To the editor:
There have been many references to “evil” since the murders in Newtown, Conn. I do not intend this to devolve into a theological discussion or an argument about morality, but some will raise those two divisive topics anyway.
When we blame repulsive deeds on “evil,” we become complicit enablers. If an action is “evil,” we are inculpable. We didn’t do it. It was out of our control. We just blame some celestial malefactor and go about the day wailing, “Isn’t it just awful!”
So long as we tolerate conditions where children are stunted emotionally, intellectually, and nutritionally we will have angry and frustrated individuals who will inflict pain and harm on others. So long as we fail to provide psychological support services, we will miss finding the ones who will erupt into violence. The fact that so many are able to live in the same neighborhoods without being crippled is the best evidence we have that says we do not understand this complex problem. Any action we take will have effects we can’t anticipate.

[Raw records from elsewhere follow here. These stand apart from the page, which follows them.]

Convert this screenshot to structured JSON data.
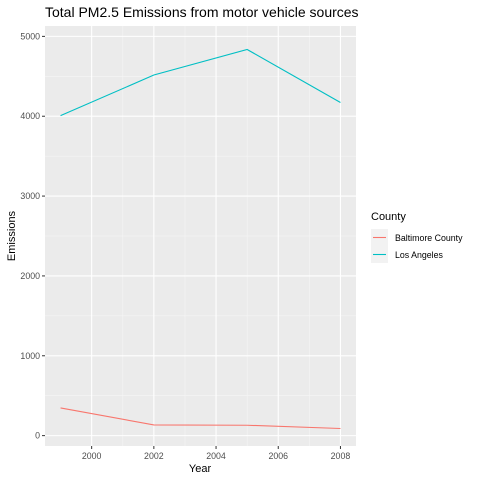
{
  "chart_data": {
    "type": "line",
    "title": "Total PM2.5 Emissions from motor vehicle sources",
    "xlabel": "Year",
    "ylabel": "Emissions",
    "xlim": [
      1998.5,
      2008.5
    ],
    "ylim": [
      -130,
      5130
    ],
    "xticks": [
      2000,
      2002,
      2004,
      2006,
      2008
    ],
    "yticks": [
      0,
      1000,
      2000,
      3000,
      4000,
      5000
    ],
    "grid": true,
    "legend_title": "County",
    "legend_position": "right",
    "series": [
      {
        "name": "Baltimore County",
        "color": "#F8766D",
        "x": [
          1999,
          2002,
          2005,
          2008
        ],
        "y": [
          347,
          134,
          130,
          89
        ]
      },
      {
        "name": "Los Angeles",
        "color": "#00BFC4",
        "x": [
          1999,
          2002,
          2005,
          2008
        ],
        "y": [
          4007,
          4516,
          4836,
          4172
        ]
      }
    ]
  }
}
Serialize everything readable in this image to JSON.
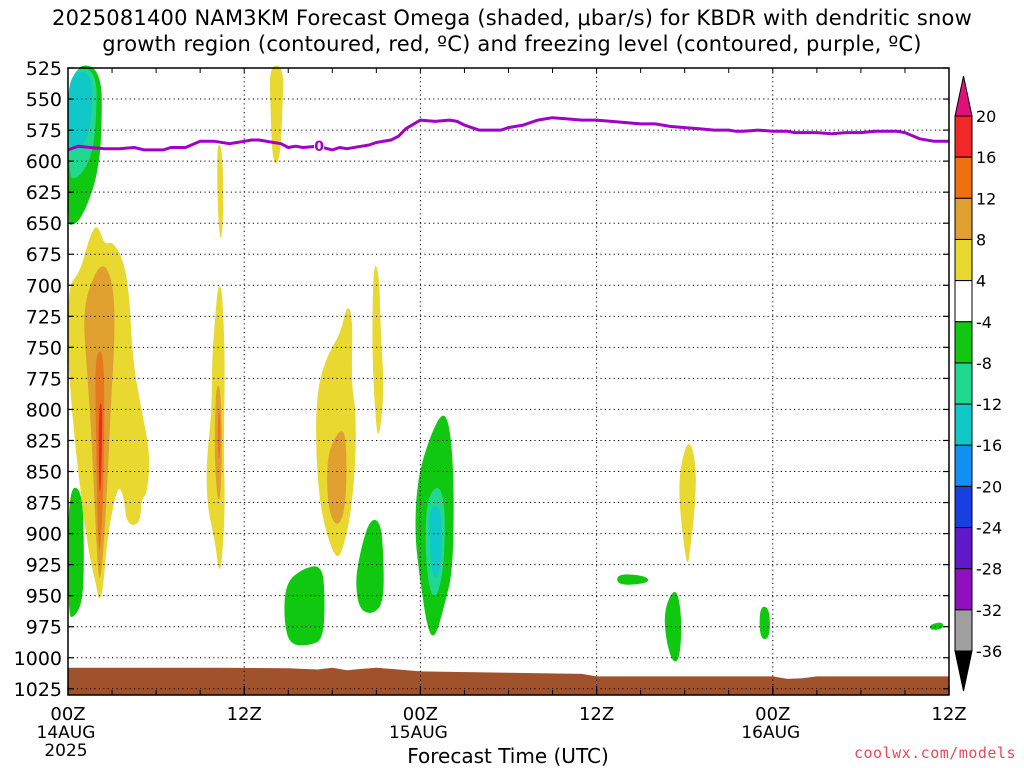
{
  "title_line1": "2025081400 NAM3KM Forecast Omega (shaded, μbar/s) for KBDR with dendritic snow",
  "title_line2": "growth region (contoured, red, ºC) and freezing level (contoured, purple, ºC)",
  "credit": "coolwx.com/models",
  "chart_data": {
    "type": "heatmap",
    "title": "2025081400 NAM3KM Forecast Omega (shaded, μbar/s) for KBDR with dendritic snow growth region (contoured, red, ºC) and freezing level (contoured, purple, ºC)",
    "xlabel": "Forecast Time (UTC)",
    "ylabel": "",
    "x_range_hours": [
      0,
      60
    ],
    "y_range_hPa": [
      525,
      1030
    ],
    "y_scale": "pressure (inverted)",
    "grid": true,
    "x_ticks": [
      {
        "hour": 0,
        "label": "00Z",
        "sub": "14AUG",
        "sub2": "2025"
      },
      {
        "hour": 12,
        "label": "12Z",
        "sub": "",
        "sub2": ""
      },
      {
        "hour": 24,
        "label": "00Z",
        "sub": "15AUG",
        "sub2": ""
      },
      {
        "hour": 36,
        "label": "12Z",
        "sub": "",
        "sub2": ""
      },
      {
        "hour": 48,
        "label": "00Z",
        "sub": "16AUG",
        "sub2": ""
      },
      {
        "hour": 60,
        "label": "12Z",
        "sub": "",
        "sub2": ""
      }
    ],
    "y_ticks": [
      "525",
      "550",
      "575",
      "600",
      "625",
      "650",
      "675",
      "700",
      "725",
      "750",
      "775",
      "800",
      "825",
      "850",
      "875",
      "900",
      "925",
      "950",
      "975",
      "1000",
      "1025"
    ],
    "colorbar": {
      "labels": [
        "20",
        "16",
        "12",
        "8",
        "4",
        "-4",
        "-8",
        "-12",
        "-16",
        "-20",
        "-24",
        "-28",
        "-32",
        "-36"
      ],
      "colors": [
        "#e0107a",
        "#f02828",
        "#f07010",
        "#e0a030",
        "#e8d830",
        "#ffffff",
        "#10c810",
        "#20d890",
        "#10c8c8",
        "#1090f0",
        "#1840e0",
        "#6018c8",
        "#9010c0",
        "#a0a0a0",
        "#000000"
      ]
    },
    "freezing_level": {
      "label": "0",
      "color": "#a000c8",
      "hours": [
        0,
        0.7,
        1.5,
        2.5,
        3.5,
        4.5,
        5.2,
        6,
        6.5,
        7,
        8,
        9,
        10,
        11,
        11.5,
        12,
        12.5,
        13,
        14,
        14.5,
        15,
        15.5,
        16,
        17,
        18,
        18.5,
        19,
        20,
        20.5,
        21,
        22,
        22.5,
        23,
        24,
        25,
        26,
        26.5,
        27,
        28,
        29,
        29.5,
        30,
        31,
        32,
        32.5,
        33,
        34,
        35,
        36,
        37,
        38,
        39,
        40,
        41,
        42,
        43,
        44,
        45,
        45.5,
        46,
        47,
        48,
        49,
        49.5,
        50,
        51,
        52,
        53,
        53.5,
        54,
        55,
        56,
        56.5,
        57,
        58,
        59,
        60
      ],
      "pressure_hPa": [
        591,
        588,
        589,
        590,
        590,
        589,
        591,
        591,
        591,
        589,
        589,
        584,
        584,
        586,
        585,
        584,
        583,
        583,
        585,
        586,
        589,
        588,
        589,
        588,
        591,
        589,
        590,
        588,
        587,
        585,
        583,
        580,
        574,
        567,
        568,
        567,
        568,
        571,
        575,
        575,
        575,
        573,
        571,
        567,
        566,
        565,
        566,
        567,
        567,
        568,
        569,
        570,
        570,
        572,
        573,
        574,
        575,
        575,
        576,
        576,
        575,
        576,
        576,
        577,
        577,
        577,
        578,
        577,
        577,
        577,
        576,
        576,
        576,
        577,
        582,
        584,
        584
      ]
    },
    "omega_regions": [
      {
        "value_range": "-16 to -8",
        "hours": "0-2.2",
        "hPa": "525-650"
      },
      {
        "value_range": "-8 to -4",
        "hours": "0-1.0",
        "hPa": "860-965"
      },
      {
        "value_range": "4 to 16",
        "hours": "0-5.6",
        "hPa": "650-950"
      },
      {
        "value_range": "4 to 12",
        "hours": "9.3-10.6",
        "hPa": "585-935"
      },
      {
        "value_range": "4 to 8",
        "hours": "13.8-14.6",
        "hPa": "525-605"
      },
      {
        "value_range": "-8 to -4",
        "hours": "14.7-17.5",
        "hPa": "925-990"
      },
      {
        "value_range": "4 to 12",
        "hours": "16.7-19.3",
        "hPa": "715-925"
      },
      {
        "value_range": "4 to 8",
        "hours": "20.6-21.5",
        "hPa": "675-825"
      },
      {
        "value_range": "-8 to -4",
        "hours": "19.5-21.5",
        "hPa": "885-965"
      },
      {
        "value_range": "-12 to -4",
        "hours": "23.3-26.3",
        "hPa": "800-985"
      },
      {
        "value_range": "-8 to -4",
        "hours": "37.3-39.6",
        "hPa": "932-940"
      },
      {
        "value_range": "-8 to -4",
        "hours": "40.5-41.8",
        "hPa": "945-1005"
      },
      {
        "value_range": "4 to 8",
        "hours": "41.6-42.8",
        "hPa": "820-930"
      },
      {
        "value_range": "-8 to -4",
        "hours": "47.1-47.8",
        "hPa": "958-985"
      },
      {
        "value_range": "-8 to -4",
        "hours": "58.7-59.6",
        "hPa": "972-977"
      }
    ]
  }
}
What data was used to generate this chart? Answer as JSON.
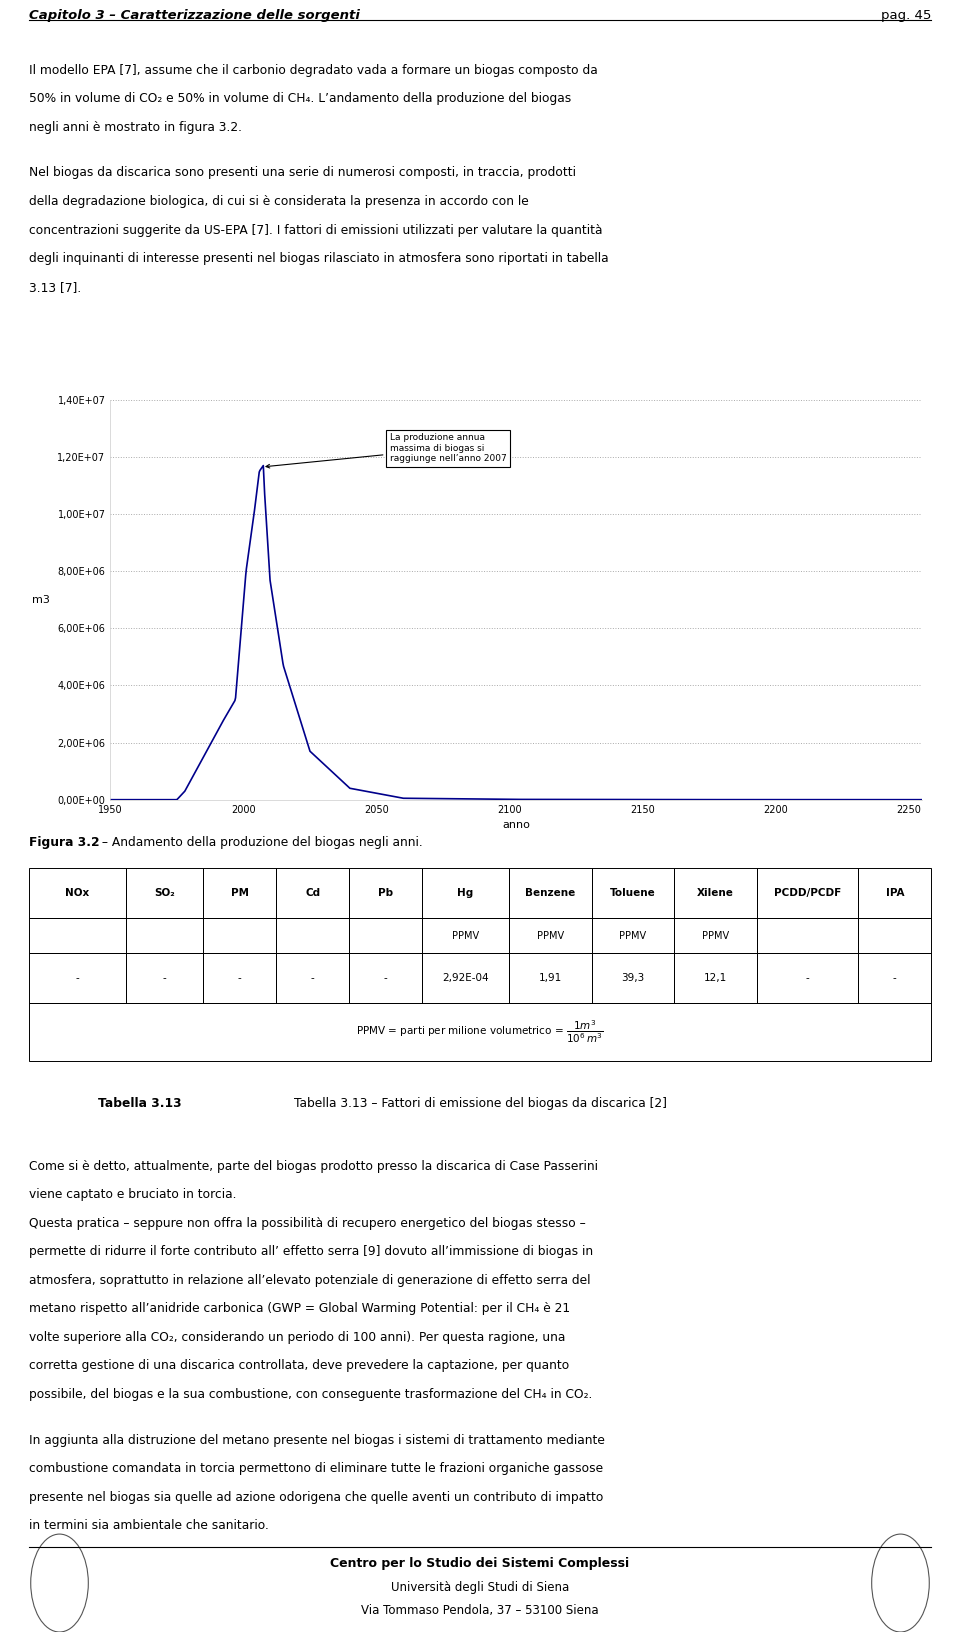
{
  "header_left": "Capitolo 3 – Caratterizzazione delle sorgenti",
  "header_right": "pag. 45",
  "fig_caption_bold": "Figura 3.2",
  "fig_caption_rest": " – Andamento della produzione del biogas negli anni.",
  "annotation": "La produzione annua\nmassima di biogas si\nraggiunge nell’anno 2007",
  "xlabel": "anno",
  "ylabel": "m3",
  "ytick_labels": [
    "0,00E+00",
    "2,00E+06",
    "4,00E+06",
    "6,00E+06",
    "8,00E+06",
    "1,00E+07",
    "1,20E+07",
    "1,40E+07"
  ],
  "ytick_vals": [
    0,
    2000000,
    4000000,
    6000000,
    8000000,
    10000000,
    12000000,
    14000000
  ],
  "xtick_vals": [
    1950,
    2000,
    2050,
    2100,
    2150,
    2200,
    2250
  ],
  "table_caption_bold": "Tabella 3.13",
  "table_caption_rest": " – Fattori di emissione del biogas da discarica [2]",
  "footer_bold": "Centro per lo Studio dei Sistemi Complessi",
  "footer1": "Università degli Studi di Siena",
  "footer2": "Via Tommaso Pendola, 37 – 53100 Siena",
  "line_color": "#00008B",
  "background": "#ffffff",
  "col_headers": [
    "NOx",
    "SO₂",
    "PM",
    "Cd",
    "Pb",
    "Hg",
    "Benzene",
    "Toluene",
    "Xilene",
    "PCDD/PCDF",
    "IPA"
  ],
  "col_widths_raw": [
    0.1,
    0.08,
    0.075,
    0.075,
    0.075,
    0.09,
    0.085,
    0.085,
    0.085,
    0.105,
    0.075
  ],
  "ppmv_cols": [
    "Hg",
    "Benzene",
    "Toluene",
    "Xilene"
  ],
  "data_row": [
    "-",
    "-",
    "-",
    "-",
    "-",
    "2,92E-04",
    "1,91",
    "39,3",
    "12,1",
    "-",
    "-"
  ]
}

The issue is not limited to owning weapons, constitutional rights, self-control, fear of ... . Ask the enablers of mass murders why they persist. Ask those who oppose good health standards why they wish to harm children of your family or your friends. Every one murdered has been someone’s child.
We need to think about the consequences of our decisions. We need to find those in need and discover what helps them. We need to listen to those who do the research. We need to stop listening to self-proclaimed experts who shout just to frighten us to do what they want.
For those of little empathy, consider this selfishly. If any of those who are murdered every day happen to include a family member or a friend, would you rethink your position?